Lipid and lipoprotein phenotypes and markers of oxidative damage are among the strongest, most consistent predictors of cardiovascular disease (CVD). With a few notable exceptions, the genes that govern variation in these important risk factor phenotypes are poorly characterized, and it appears that there may be many novel genes involved which were not previously suspected. The overarching goal of this project is to search the genome for quantitative trait loci (QTLs) that influence markers of lipoprotein metabolism and oxidative damage, to locate and identify these genes, and ultimately to better understand the metabolic processes involved. The traits that we will assess include lipid and lipoprotein measures of LDLs and HDLs and plasma indicators of oxidative damage. In addition, we will focus on identifying the effects ofgenotype x environment interactions on these CVD traits, specifically, responses to changing levels of dietary components, such as fat, cholesterol, and the antioxidant vitamin E, and also age-related changes. Exploiting our existing resources (i.e., pedigreed baboons, statistical genetic tools, frozen samples from previous diet studies, and availability of genotypes for the microsatellite markers comprising the baboon linkage map) plus data from a new dietary challenge experiment, we propose the following specific aims: (1) to detect, map, and statistically characterize QTLs that affect lipid and lipoprotein phenotypes on different diets, (2) to determine the extent to which genes affect indicators of oxidative damage, (3) to determine the pleiotropic effects of genes that influence lipoprotein phenotypes and oxidative damage indicators, (4) to determine the effects of genes on long-term longitudinal changes in CVD risk factors (by means of re-challenging baboons that had previously undergone the dual dietary challenge experiment), and (5) to determine the effects of genes on responses of oxidative damage indicators to a high dose of vitamin E (by means of adding a new diet to the re-challenge protocol). Accomplishing these specific aims will enable us to detect, locate, and characterize genes that govern variation in well established CVD risk factors. Based on the close phylogenetic relationship of baboons and humans, the results from our studies will provide insights into the genes that underlie the onset and progression of atherosclerosis in humans.

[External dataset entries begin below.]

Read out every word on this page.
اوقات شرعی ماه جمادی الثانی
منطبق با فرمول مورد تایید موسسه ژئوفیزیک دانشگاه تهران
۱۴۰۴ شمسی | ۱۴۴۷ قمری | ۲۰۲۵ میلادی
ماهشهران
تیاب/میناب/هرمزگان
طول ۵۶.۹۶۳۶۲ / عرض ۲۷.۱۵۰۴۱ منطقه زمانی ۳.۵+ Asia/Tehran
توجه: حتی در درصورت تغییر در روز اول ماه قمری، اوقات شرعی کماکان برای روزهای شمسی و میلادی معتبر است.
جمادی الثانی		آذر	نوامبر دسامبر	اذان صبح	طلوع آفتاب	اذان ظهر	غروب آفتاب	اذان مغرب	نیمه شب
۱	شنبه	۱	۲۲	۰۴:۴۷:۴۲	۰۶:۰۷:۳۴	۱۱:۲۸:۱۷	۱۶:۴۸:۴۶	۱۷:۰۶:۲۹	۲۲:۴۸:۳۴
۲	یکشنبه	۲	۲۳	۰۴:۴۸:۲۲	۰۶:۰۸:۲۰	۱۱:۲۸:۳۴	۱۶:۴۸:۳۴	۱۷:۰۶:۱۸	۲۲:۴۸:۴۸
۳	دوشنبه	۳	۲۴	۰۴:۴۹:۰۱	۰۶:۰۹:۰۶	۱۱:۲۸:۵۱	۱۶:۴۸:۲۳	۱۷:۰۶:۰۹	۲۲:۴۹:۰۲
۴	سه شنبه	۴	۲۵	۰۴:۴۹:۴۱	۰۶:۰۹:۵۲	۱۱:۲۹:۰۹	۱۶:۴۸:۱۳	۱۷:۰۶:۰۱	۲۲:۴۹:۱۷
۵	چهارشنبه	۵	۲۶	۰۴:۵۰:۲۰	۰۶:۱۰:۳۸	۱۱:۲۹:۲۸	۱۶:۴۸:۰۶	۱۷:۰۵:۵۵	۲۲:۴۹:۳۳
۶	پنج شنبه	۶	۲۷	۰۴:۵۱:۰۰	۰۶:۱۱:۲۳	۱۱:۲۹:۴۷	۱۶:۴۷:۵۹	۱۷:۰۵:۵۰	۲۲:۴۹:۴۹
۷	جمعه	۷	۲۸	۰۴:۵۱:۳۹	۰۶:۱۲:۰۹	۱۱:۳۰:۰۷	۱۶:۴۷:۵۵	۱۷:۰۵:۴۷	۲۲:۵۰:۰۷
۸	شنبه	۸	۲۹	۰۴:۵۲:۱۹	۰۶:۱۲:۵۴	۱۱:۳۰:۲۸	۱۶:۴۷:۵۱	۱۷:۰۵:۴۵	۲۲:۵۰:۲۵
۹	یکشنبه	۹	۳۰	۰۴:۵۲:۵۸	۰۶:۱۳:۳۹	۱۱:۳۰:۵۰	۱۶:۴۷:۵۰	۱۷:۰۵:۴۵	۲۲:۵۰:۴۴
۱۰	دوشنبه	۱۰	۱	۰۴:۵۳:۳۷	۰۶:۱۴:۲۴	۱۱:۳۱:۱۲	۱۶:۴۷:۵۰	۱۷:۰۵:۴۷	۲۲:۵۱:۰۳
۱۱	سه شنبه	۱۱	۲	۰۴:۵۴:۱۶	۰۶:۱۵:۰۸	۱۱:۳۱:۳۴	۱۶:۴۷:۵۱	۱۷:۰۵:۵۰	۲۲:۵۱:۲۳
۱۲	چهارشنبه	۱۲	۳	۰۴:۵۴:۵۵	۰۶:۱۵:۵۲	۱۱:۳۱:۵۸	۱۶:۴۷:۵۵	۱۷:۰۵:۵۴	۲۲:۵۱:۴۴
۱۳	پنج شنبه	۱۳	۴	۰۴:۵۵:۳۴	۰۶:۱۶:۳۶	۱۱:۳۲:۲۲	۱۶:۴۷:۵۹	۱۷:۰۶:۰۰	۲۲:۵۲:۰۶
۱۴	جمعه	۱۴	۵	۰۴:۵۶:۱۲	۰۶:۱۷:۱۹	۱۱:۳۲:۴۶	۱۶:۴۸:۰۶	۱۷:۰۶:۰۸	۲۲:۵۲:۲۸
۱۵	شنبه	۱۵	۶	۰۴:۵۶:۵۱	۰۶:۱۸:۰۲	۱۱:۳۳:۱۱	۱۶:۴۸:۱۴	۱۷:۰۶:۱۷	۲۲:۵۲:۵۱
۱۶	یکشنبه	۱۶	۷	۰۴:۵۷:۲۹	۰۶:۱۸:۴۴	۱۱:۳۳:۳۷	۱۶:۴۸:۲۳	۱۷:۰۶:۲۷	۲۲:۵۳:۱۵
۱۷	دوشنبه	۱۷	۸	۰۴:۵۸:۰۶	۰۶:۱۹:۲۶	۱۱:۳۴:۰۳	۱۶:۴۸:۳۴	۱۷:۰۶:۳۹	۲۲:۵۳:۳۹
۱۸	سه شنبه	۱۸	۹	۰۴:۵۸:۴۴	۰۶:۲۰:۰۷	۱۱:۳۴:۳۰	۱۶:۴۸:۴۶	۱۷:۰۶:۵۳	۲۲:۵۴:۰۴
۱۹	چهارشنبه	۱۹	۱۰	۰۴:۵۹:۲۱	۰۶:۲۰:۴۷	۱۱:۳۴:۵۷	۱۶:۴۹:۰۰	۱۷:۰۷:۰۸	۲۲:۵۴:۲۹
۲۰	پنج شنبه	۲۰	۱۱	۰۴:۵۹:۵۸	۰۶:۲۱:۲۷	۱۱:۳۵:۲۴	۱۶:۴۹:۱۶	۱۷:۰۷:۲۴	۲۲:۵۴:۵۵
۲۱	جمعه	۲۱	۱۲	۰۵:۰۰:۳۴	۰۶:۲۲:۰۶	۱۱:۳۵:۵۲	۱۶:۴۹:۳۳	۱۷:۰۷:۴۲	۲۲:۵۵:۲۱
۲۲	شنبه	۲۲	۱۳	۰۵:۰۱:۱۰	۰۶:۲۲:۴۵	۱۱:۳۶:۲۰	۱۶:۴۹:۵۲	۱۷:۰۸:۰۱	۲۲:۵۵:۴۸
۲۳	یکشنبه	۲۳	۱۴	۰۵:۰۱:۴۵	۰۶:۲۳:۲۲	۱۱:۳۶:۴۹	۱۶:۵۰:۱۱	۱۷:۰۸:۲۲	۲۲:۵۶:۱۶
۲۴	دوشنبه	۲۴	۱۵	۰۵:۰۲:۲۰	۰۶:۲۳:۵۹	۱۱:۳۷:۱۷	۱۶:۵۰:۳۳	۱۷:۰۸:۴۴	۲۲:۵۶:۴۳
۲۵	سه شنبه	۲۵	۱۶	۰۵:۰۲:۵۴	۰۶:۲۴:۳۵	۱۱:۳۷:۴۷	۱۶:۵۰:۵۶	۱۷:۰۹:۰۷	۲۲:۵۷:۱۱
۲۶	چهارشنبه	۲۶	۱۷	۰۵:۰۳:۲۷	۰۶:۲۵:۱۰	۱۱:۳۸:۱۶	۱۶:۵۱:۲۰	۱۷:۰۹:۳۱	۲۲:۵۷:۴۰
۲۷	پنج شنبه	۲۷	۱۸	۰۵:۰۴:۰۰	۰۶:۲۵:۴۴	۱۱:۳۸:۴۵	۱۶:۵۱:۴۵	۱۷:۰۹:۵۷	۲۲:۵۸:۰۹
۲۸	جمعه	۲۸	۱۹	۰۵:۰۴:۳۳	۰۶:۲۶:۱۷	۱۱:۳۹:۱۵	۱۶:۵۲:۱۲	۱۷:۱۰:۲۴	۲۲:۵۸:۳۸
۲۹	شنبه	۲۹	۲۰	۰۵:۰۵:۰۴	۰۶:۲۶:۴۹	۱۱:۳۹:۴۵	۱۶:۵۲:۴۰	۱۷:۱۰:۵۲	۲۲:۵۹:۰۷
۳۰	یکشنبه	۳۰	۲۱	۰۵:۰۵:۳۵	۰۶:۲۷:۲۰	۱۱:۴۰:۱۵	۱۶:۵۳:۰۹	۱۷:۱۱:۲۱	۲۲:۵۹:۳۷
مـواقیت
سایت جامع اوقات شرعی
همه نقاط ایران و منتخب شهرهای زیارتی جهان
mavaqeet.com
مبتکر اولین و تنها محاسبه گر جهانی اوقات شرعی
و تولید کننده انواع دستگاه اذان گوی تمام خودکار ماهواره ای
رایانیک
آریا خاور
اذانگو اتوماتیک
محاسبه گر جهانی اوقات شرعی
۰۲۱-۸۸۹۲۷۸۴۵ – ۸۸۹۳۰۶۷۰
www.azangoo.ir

脂质和脂蛋白表型以及氧化损伤标志物是心血管疾病（CVD）最强、最一致的预测因子之一。除了少数值得注意的例外，控制这些重要风险因素表型变异的基因的特征很差，而且似乎可能涉及许多以前未被怀疑的新基因。本项目的总体目标是在基因组中寻找影响脂蛋白代谢和氧化损伤标记的数量性状位点（QTL）， 并识别这些基因，最终更好地了解所涉及的代谢过程。我们将评估的特征包括LDL和HDL的脂质和脂蛋白测量以及氧化损伤的血浆指标。此外，我们将重点确定基因型x环境相互作用对这些CVD性状的影响，特别是对饮食成分水平变化的反应，如脂肪，胆固醇和抗氧化剂维生素E，以及与年龄相关的变化。利用我们现有的资源（即，纯种狒狒，统计 遗传工具、来自先前饮食研究的冷冻样品以及组成狒狒连锁图的微卫星标记的基因型的可用性）加上来自新的饮食挑战实验的数据，我们提出以下具体目标：（1）检测、定位和统计学表征影响不同饮食的脂质和脂蛋白表型的QTL，（2）确定基因影响氧化损伤指标的程度，（3）确定影响脂蛋白表型和氧化损伤的基因的多效性效应 指标，（4）确定基因对CVD风险因素长期纵向变化的影响（通过重新挑战先前经历过双重饮食挑战实验的狒狒），以及（5）确定基因对氧化损伤指标对高剂量维生素E的反应的影响（通过在重新挑战方案中添加新的饮食）。实现这些特定目标将使我们能够检测，定位和表征控制已确立的CVD风险因素变异的基因。根据关闭 狒狒和人类的系统发育关系，我们的研究结果将提供对人类动脉粥样硬化发病和进展的基因的见解。